Я смотрел - и мне становилось как-то противоестественно жаль этого
крупного сильного человека, железного отчасти и в прямом смысле... прости,
Игорешка, сказал я, такое тебе пришлось вынести... я много думал о нас с
тобой, когда и где мне можно было остановиться и повернуть, чтобы отвести от
тебя эту страшную участь: быть специальным человеком, человеком для особых
поручений... я ничего не смог придумать, ничего. Только: просить Таню
превзойти свои умения и сделать так, чтобы в тебе никогда и ни при каких
обстоятельствах не всплыла страшная правда о той бойне в подвале какого-то
склада, когда...
Игорь
...говорят, не бывает телепатии. Может быть. Но можно посмотреть в глаза
другого человека и в них увидеть то, что отражается в твоих.
Терс совершенно незаметно расслабился и будто упустил что-то из руки,
потому что во мне с коротким звуком отдираемого присохшего бинта проснулась
память. Как всегда при возвращении стертого - это было ярко до безумия.
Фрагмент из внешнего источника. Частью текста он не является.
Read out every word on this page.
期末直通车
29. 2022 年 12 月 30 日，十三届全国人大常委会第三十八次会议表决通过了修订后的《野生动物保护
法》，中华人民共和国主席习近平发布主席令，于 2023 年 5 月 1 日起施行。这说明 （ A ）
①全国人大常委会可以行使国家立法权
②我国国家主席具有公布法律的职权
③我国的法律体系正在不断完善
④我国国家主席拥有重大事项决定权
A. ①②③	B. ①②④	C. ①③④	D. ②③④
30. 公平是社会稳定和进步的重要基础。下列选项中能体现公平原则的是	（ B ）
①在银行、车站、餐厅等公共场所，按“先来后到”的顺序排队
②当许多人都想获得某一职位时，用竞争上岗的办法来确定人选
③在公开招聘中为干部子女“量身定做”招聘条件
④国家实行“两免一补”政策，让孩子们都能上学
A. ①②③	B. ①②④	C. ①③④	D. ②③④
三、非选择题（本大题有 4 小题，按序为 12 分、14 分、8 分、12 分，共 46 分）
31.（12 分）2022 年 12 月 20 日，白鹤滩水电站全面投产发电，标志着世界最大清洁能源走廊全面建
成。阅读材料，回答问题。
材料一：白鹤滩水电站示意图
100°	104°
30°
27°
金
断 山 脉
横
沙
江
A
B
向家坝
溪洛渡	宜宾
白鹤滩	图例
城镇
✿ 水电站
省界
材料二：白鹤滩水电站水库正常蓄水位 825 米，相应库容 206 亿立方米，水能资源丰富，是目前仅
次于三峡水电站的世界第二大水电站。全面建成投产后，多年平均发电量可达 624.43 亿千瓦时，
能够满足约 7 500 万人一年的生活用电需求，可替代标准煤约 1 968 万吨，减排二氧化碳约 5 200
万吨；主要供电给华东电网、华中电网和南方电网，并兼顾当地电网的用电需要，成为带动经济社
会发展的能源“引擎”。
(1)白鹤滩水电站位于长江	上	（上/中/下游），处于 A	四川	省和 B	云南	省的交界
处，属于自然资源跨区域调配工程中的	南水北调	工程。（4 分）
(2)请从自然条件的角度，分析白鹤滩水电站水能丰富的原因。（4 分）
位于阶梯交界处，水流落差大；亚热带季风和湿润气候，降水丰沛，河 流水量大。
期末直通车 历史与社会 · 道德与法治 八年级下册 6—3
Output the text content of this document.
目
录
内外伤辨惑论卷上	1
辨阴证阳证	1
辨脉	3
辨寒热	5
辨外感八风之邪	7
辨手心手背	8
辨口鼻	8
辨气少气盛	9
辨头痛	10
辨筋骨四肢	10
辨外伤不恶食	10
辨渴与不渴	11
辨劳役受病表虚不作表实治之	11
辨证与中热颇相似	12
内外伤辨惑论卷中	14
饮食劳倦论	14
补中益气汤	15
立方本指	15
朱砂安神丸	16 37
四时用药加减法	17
...Засвистели полицейские свистки, замелькали дубинки. Толпа шарахнулась,
девочек оторвало от меня и закружило - впрочем, рядом. Внезапно меня
схватили сзади, повисли на руках, подсекли - я упал лицом вниз. Защелкнулись
наручники. Я не сопротивлялся, не тратил силы. В конце концов, в моем
положении такой вот арест на пару часов, быстрый - суд, штраф в полсотни
марок - самое лучшее, что можно придумать. Валечка же вполне способна
позаботиться о княжне... Так я думал, пока меня волокли за локти, потом
заставили бежать... Но мы пробежали мимо тюремных автобусов, обогнули их -
там с распахнутой дверцей стоял легковой "пони". Меня втолкнули на заднее
сиденье, один из нападавших сел рядом, другой - за руль, и мы рванули с
места, как на гонках. Вот это мне уже не понравилось.